Choisis-en un que tu peux justifier, puis teste un point au-dessus et un point en dessous. Deux repères. Les droits d'inscription français sont indexés par arrêté sur l'indice des prix à la consommation hors tabac, donc sur l'inflation générale ; le logement suit le marché local et peut s'en écarter durablement, à la hausse comme à la baisse. Comme le logement représente environ 97 % du total dans l'exemple de cet article, c'est lui qui détermine le taux effectif. La discipline utile n'est pas de trouver le bon chiffre, ce que personne ne peut faire à cinq ans, mais de mesurer la sensibilité : sur 9 883 € par an et une entrée dans cinq ans, passer de 2,5 % à 3,5 % ajoute 2 070 € au total de trois ans.

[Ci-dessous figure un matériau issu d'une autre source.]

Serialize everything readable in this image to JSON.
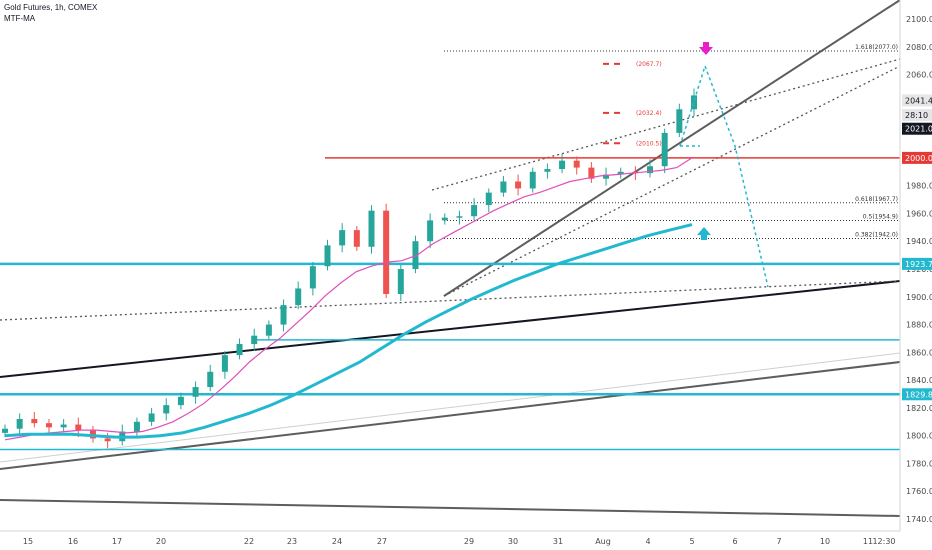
{
  "header": {
    "title": "Gold Futures, 1h, COMEX",
    "indicator": "MTF-MA"
  },
  "chart_data": {
    "type": "line",
    "instrument": "Gold Futures",
    "ylim": [
      1735,
      2110
    ],
    "y_ticks": [
      1740,
      1760,
      1780,
      1800,
      1820,
      1840,
      1860,
      1880,
      1900,
      1920,
      1940,
      1960,
      1980,
      2000,
      2020,
      2040,
      2060,
      2080,
      2100
    ],
    "y_tick_labels": [
      "1740.0",
      "1760.0",
      "1780.0",
      "1800.0",
      "1820.0",
      "1840.0",
      "1860.0",
      "1880.0",
      "1900.0",
      "1920.0",
      "1940.0",
      "1960.0",
      "1980.0",
      "2000.0",
      "2020.0",
      "2040.0",
      "2060.0",
      "2080.0",
      "2100.0"
    ],
    "x_ticks": [
      "15",
      "16",
      "17",
      "20",
      "22",
      "23",
      "24",
      "27",
      "29",
      "30",
      "31",
      "Aug",
      "4",
      "5",
      "6",
      "7",
      "10",
      "11",
      "12:30"
    ],
    "price_series_close": [
      1805,
      1812,
      1809,
      1806,
      1808,
      1804,
      1798,
      1796,
      1803,
      1810,
      1816,
      1822,
      1828,
      1835,
      1846,
      1858,
      1866,
      1872,
      1880,
      1894,
      1906,
      1922,
      1937,
      1948,
      1936,
      1962,
      1902,
      1920,
      1940,
      1955,
      1957,
      1958,
      1966,
      1975,
      1983,
      1978,
      1990,
      1992,
      1998,
      1993,
      1985,
      1988,
      1990,
      1989,
      1994,
      2018,
      2035,
      2045
    ],
    "series": [
      {
        "name": "",
        "color": "#e04fb8",
        "values": [
          1797,
          1799,
          1801,
          1802,
          1803,
          1804,
          1804,
          1803,
          1802,
          1803,
          1806,
          1810,
          1816,
          1823,
          1832,
          1842,
          1853,
          1862,
          1870,
          1880,
          1890,
          1901,
          1910,
          1918,
          1922,
          1925,
          1926,
          1930,
          1938,
          1944,
          1950,
          1956,
          1962,
          1967,
          1972,
          1975,
          1979,
          1983,
          1985,
          1987,
          1988,
          1989,
          1990,
          1991,
          1993,
          2000
        ]
      },
      {
        "name": "",
        "color": "#22b8cf",
        "values": [
          1800,
          1801,
          1801,
          1801,
          1800,
          1799,
          1799,
          1800,
          1802,
          1806,
          1811,
          1816,
          1822,
          1829,
          1837,
          1845,
          1853,
          1863,
          1873,
          1882,
          1890,
          1898,
          1905,
          1912,
          1918,
          1924,
          1929,
          1934,
          1939,
          1944,
          1948,
          1952
        ]
      }
    ],
    "horizontal_levels": [
      {
        "price": 2000.0,
        "label": "2000.0",
        "color": "#e53935"
      },
      {
        "price": 1923.7,
        "label": "1923.7",
        "color": "#22b8cf"
      },
      {
        "price": 1829.8,
        "label": "1829.8",
        "color": "#22b8cf"
      },
      {
        "price": 1869,
        "label": "",
        "color": "#22b8cf"
      },
      {
        "price": 1790,
        "label": "",
        "color": "#22b8cf"
      }
    ],
    "fib_levels": [
      {
        "label": "1.618(2077.0)",
        "price": 2077.0
      },
      {
        "label": "0.618(1967.7)",
        "price": 1967.7
      },
      {
        "label": "0.5(1954.9)",
        "price": 1954.9
      },
      {
        "label": "0.382(1942.0)",
        "price": 1942.0
      }
    ],
    "target_annotations": [
      {
        "label": "(2067.7)",
        "price": 2067.7
      },
      {
        "label": "(2032.4)",
        "price": 2032.4
      },
      {
        "label": "(2010.5)",
        "price": 2010.5
      }
    ],
    "price_badges": [
      {
        "label": "2041.4",
        "price": 2041.4,
        "bg": "#e6e6e6",
        "fg": "#131722"
      },
      {
        "label": "28:10",
        "price": 2030.8,
        "bg": "#e6e6e6",
        "fg": "#131722"
      },
      {
        "label": "2021.0",
        "price": 2021.0,
        "bg": "#131722",
        "fg": "#ffffff"
      }
    ],
    "grid": false,
    "legend": "none"
  },
  "colors": {
    "bull": "#26a69a",
    "bear": "#ef5350",
    "trend_dark": "#131722",
    "trend_grey": "#5d5d5d",
    "arrow_down": "#e91ec8",
    "arrow_up": "#22b8cf"
  }
}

Pourquoi le total projeté dépasse-t-il autant trois fois le prix d'aujourd'hui ?
Parce que la capitalisation commence aujourd'hui, pas le premier jour du cursus. Chaque année d'études est à une distance différente : avec une entrée dans cinq ans et une licence de trois ans, les trois années sont à 5, 6 et 7 ans. À 2,5 % les facteurs sont 1,1314, 1,1597 et 1,1887, donc 11 182 €, 11 461 € et 11 748 € sur une base de 9 883 €. Le total, 34 391 €, dépasse de 16 % le prix de trois années aux tarifs d'aujourd'hui, 29 649 €. Et repousser l'entrée de cinq ans supplémentaires porte le même cursus à 38 910 €, soit 4 519 € de plus.
Faut-il projeter le coût complet ou le coût après aides ?

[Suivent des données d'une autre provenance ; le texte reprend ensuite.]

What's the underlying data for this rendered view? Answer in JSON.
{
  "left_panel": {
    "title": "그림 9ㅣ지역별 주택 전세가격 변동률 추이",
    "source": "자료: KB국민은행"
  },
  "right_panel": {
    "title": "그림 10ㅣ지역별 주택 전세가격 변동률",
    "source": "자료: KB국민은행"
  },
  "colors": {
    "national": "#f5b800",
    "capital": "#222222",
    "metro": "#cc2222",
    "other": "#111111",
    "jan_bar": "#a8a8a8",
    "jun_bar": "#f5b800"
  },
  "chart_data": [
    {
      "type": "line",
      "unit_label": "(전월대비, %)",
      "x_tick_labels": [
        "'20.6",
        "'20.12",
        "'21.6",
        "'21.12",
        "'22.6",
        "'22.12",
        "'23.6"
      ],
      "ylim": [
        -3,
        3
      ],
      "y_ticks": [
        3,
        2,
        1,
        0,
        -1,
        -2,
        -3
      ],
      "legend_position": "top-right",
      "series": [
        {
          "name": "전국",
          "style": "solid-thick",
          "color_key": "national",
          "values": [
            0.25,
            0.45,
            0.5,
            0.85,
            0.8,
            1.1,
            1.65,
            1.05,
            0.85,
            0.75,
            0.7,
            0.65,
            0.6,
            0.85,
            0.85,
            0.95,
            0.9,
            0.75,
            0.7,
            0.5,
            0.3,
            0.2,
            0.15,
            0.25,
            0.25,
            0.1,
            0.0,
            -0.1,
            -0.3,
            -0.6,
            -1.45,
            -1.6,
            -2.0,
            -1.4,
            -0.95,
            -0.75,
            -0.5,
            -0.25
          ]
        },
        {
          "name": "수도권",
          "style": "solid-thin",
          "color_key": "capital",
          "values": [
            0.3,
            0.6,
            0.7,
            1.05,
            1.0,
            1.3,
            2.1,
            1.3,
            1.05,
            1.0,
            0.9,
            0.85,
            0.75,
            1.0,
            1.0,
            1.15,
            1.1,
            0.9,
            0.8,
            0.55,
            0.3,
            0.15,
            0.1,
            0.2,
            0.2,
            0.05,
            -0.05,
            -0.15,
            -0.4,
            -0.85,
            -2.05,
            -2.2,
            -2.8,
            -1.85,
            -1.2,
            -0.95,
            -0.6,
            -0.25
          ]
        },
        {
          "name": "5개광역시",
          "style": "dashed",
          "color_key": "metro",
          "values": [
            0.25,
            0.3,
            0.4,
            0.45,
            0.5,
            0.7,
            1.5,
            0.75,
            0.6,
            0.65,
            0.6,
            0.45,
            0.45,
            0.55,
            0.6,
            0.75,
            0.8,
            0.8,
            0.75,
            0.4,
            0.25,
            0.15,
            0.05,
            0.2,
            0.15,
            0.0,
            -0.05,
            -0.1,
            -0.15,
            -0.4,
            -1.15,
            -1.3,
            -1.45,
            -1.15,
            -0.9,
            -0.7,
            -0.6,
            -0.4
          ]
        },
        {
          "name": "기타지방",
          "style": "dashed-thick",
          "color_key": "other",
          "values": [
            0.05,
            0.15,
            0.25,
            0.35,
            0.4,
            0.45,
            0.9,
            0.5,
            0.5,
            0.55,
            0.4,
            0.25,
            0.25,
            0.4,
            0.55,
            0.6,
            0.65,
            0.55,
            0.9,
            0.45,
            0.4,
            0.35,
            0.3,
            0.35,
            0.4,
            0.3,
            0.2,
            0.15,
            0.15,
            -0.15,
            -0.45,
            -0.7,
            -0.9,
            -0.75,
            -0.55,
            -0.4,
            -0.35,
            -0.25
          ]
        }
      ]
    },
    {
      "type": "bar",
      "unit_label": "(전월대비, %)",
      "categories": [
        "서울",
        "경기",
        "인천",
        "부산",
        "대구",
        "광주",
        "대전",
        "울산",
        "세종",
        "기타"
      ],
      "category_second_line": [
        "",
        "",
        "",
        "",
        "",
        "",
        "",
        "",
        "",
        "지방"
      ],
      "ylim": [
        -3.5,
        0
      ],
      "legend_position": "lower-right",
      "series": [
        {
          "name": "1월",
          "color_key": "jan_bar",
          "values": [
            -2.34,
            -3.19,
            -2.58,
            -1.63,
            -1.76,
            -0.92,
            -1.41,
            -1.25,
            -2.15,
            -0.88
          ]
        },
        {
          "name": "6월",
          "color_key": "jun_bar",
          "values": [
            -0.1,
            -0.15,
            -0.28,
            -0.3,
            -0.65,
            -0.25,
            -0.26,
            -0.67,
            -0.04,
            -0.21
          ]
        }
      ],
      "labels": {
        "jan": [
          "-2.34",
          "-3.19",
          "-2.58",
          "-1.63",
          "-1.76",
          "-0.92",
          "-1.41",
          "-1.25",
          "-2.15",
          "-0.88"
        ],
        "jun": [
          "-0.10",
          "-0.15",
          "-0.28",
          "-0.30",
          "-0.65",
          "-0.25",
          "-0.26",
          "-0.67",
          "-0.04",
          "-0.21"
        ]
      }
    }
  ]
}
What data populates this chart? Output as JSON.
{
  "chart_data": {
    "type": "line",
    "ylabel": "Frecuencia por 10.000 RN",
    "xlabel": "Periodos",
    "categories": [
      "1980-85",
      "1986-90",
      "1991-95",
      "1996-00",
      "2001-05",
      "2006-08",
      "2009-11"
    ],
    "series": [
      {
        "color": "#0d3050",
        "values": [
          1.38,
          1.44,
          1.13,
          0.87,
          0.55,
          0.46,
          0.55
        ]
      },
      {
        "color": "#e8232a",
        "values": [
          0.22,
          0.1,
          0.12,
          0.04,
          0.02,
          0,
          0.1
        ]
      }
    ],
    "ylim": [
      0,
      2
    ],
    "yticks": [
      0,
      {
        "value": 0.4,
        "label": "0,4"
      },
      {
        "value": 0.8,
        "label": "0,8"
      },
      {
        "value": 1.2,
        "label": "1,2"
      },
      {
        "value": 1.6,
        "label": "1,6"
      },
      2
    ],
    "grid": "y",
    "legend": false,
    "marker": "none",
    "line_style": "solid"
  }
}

Les deux, puis regarde l'écart. En France, la bourse sur critères sociaux exonère des droits d'inscription et de la CVEC — soit 283 € par an dans l'exemple — mais l'essentiel du soutien se joue sur la ligne du logement et de la vie courante, qui pèse 97 % du total. Une aide au logement de 150 € par mois retire 1 800 € par an, six fois plus que l'exonération des droits. Projette donc le coût complet comme borne haute, puis le coût après aides attendues comme cas central, et considère l'écart comme le risque que porte ton plan d'épargne si la situation de revenus change.
La calculatrice gère-t-elle un parcours de cinq ans ?

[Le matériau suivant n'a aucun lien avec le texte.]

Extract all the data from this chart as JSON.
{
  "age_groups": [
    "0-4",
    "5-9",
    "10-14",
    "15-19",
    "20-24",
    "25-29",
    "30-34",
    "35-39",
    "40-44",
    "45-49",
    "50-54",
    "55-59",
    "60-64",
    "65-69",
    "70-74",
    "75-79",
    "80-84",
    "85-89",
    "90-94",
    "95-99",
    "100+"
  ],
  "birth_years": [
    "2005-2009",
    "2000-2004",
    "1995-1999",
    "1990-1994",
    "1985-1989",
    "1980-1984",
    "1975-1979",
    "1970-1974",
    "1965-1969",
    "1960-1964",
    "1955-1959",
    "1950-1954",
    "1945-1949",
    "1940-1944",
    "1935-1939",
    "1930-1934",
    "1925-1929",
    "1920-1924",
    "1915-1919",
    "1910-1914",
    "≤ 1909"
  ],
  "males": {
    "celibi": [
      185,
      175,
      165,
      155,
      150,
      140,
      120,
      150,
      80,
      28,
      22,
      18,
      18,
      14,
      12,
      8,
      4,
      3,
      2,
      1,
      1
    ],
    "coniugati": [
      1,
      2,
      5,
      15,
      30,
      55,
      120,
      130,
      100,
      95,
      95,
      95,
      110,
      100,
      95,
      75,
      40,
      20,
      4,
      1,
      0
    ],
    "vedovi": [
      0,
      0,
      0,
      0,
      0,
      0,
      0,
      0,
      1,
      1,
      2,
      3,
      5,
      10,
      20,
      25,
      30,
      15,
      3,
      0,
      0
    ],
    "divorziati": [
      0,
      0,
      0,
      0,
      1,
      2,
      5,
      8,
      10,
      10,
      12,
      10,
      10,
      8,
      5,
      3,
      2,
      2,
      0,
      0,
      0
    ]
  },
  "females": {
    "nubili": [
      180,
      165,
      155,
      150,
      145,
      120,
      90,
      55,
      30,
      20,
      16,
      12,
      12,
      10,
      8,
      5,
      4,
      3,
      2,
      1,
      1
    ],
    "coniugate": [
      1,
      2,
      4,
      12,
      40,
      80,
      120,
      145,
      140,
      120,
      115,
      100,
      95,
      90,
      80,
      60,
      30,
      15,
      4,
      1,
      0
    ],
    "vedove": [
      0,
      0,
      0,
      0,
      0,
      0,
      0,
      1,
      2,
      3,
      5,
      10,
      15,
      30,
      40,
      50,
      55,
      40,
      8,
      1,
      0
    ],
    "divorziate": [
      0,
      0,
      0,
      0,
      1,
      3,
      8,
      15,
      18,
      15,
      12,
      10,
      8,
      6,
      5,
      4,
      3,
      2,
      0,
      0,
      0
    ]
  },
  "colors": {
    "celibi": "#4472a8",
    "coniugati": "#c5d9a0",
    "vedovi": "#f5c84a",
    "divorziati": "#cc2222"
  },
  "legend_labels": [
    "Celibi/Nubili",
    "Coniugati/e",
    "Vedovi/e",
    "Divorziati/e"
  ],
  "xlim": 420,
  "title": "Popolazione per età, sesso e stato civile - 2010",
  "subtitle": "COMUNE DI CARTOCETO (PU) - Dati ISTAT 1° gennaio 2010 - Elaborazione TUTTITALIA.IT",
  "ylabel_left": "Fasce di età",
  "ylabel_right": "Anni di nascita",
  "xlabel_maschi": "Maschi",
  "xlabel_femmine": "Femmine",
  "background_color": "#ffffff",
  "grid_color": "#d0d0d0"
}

Oui — indique la durée réelle et la projection s'étend année par année, ce qui pèse plus qu'on ne le croit. Chaque année supplémentaire cumule un coût annuel de plus et une année de capitalisation de plus : la cinquième année d'un cursus commençant dans cinq ans se calcule à 1,025 puissance 9. Sur l'exemple français, un parcours licence-master de cinq ans au lieu d'une licence de trois porte le total de 34 391 € à 58 775 €. Si le projet réel comprend un master, modélise cinq ans dès le départ plutôt que d'ajuster plus tard.
Le public est-il toujours moins cher que le privé ?
Pas nécessairement, et les chiffres américains montrent pourquoi : le budget affiché moyen d'un établissement privé à but non lucratif est de 65 470 dollars contre 30 990 dans le public à quatre ans pour un résident, soit plus du double ; mais après aides, le coût net moyen est de 37 380 contre 21 340, soit un rapport de 1,75 au lieu de 2,11. En France la question se pose autrement, puisque les droits publics sont fixés nationalement et faibles : l'écart avec une école privée se compte en milliers d'euros par an, et il n'est pas comblé par des aides comparables. Le raisonnement transposable est le même dans les deux cas : compare des coûts nets réels, pas des prix affichés.